The National Livestock Development Board (NLDB), a Sri Lankan Ministry of Livestock and Rural Community Development agency, drafted in Wellard Rural Exports to help increase the country’s milk supply and reduce its reliance on imported milk powder.
At the time, Sri Lanka was around 15% self-sufficient, and relied on milk powder imports worth around US$300m (€222m) each year.
To reduce this deficit, Sri Lanka set itself a goal of producing 600m additional liters of milk per year - a seemingly impossible task for a country with such a small dairy industry.
Aiming to boost the size of Sri Lanka’s dairy herd and increase the average daily yield from around three liters of milk per cow to the Australian average of 26 liters, Wellard supplied dairy cattle and equipment and advised on infrastructure and management.
Speaking with DairyReporter.com, Johann Wasserman, international project manager, Wellard Rural Exports, claimed that on the back of NLDB's dairy development project Sri Lanka will in time overtake India, recently named the world's largest milk producer, in terms of milk quality and average yield per cow.
“I think that Sri Lanka is far ahead of India,” said Wasserman. “I think they will become the leader in this region.”
“Sri Lanka will set the pace. It actually already has a better system in place. I think Sri Lanka’s quality and average production will be higher than in India.”
Private sector interest
Phase one, a five-year, US$13m (€9.6m) project saw Wellard supply 2,000 Jerseys, Friesians, and Jersey Friesians to three farms in the central “temperate” Bopaththalawa region of Sri Lanka in March 2012.
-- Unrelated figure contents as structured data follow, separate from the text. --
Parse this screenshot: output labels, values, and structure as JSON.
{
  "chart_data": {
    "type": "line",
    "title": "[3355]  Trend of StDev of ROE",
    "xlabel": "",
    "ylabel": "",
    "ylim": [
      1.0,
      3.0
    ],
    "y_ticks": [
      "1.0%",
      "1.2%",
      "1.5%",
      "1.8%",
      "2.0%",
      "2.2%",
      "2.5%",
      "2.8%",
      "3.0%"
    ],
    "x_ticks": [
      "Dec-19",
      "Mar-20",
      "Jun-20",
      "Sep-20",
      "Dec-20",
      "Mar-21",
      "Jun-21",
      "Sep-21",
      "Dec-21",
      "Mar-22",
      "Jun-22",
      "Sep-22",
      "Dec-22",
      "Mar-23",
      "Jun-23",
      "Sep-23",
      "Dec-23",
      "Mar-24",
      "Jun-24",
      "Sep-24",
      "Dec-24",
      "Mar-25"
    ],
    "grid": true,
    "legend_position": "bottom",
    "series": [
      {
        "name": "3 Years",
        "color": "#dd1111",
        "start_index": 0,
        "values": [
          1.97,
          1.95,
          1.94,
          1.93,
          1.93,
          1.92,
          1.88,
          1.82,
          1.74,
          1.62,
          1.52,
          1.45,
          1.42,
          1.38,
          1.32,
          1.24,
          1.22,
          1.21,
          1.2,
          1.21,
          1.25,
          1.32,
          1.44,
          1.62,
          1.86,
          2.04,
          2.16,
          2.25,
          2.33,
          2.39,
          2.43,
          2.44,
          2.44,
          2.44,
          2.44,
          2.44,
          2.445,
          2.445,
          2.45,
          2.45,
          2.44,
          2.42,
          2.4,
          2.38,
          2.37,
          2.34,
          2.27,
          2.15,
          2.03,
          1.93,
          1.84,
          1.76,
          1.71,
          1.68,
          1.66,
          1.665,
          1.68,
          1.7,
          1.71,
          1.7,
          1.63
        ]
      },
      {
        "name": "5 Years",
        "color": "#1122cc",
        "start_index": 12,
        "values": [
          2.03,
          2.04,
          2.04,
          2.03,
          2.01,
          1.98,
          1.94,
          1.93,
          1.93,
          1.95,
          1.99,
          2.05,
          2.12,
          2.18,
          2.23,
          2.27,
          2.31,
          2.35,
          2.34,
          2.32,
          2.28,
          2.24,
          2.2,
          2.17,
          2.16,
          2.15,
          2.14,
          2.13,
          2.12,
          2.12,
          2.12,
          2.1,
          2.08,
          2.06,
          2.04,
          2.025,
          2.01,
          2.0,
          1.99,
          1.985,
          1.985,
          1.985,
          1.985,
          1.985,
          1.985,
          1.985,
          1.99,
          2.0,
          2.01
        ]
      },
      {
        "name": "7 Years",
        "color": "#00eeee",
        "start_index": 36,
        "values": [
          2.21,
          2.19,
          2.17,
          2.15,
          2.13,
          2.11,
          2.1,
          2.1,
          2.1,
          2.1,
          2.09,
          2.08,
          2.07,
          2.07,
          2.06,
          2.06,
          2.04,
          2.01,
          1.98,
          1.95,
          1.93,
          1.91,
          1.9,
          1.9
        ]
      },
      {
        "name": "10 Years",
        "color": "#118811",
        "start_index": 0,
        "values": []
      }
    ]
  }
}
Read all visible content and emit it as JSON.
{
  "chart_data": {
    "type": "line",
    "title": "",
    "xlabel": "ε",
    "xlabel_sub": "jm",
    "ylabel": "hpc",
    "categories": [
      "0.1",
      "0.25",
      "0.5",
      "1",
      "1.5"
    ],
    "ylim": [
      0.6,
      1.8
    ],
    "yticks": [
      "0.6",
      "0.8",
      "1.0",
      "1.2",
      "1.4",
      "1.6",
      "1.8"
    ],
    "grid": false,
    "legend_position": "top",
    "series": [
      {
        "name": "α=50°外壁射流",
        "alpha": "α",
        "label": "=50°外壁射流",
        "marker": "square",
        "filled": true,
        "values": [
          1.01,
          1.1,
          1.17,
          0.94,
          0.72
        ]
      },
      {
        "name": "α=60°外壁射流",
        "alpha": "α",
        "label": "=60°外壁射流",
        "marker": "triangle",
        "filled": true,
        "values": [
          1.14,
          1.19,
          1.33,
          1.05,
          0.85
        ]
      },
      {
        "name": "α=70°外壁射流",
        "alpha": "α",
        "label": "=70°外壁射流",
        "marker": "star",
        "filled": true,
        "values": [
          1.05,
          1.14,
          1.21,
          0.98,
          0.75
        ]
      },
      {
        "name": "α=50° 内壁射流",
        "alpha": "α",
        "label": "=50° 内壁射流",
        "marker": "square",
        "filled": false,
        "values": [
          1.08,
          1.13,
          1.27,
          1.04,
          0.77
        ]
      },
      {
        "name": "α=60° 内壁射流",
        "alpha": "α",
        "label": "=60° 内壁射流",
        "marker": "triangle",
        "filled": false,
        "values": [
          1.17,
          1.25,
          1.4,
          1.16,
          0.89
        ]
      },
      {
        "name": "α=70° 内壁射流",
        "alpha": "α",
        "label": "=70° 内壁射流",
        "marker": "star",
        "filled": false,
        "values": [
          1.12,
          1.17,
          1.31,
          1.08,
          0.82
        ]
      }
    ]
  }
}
The second, two-year, US$21m (€15.5m) project will see Wellard supply an additional 2,500 dairy cattle and infrastructure to a new indoor “controlled environment” dairy farm in “drier” south Sri Lanka.
Having witnessed the early success of the NLDB dairy development project, the private sector has even come calling, said Wasserman.
“Now they see how successful the first phase was they want to get involved," he said.
“There are a few private sector projects in the pipeline. We’ve had interest from local and foreign dairies.”
“The Ministry of Economic Development is also looking into a 20,000 cow project as well,” said Wasserman.
“Always…room for importation”
Despite the initial success of the NLDB project and the additional government and private sector interest, Sri Lanka will “realistically” never be self-sufficient, said Wasserman.
“There will always be room for importation,” he said.
“When they Talk about self-sufficiency, it won’t be 100%,” he said. “It will likely be between 60% and 70%.”
“That is a massive goal,” said Wasserman. “I hope they achieve it, but there are still a lot of skills that need to be developed.”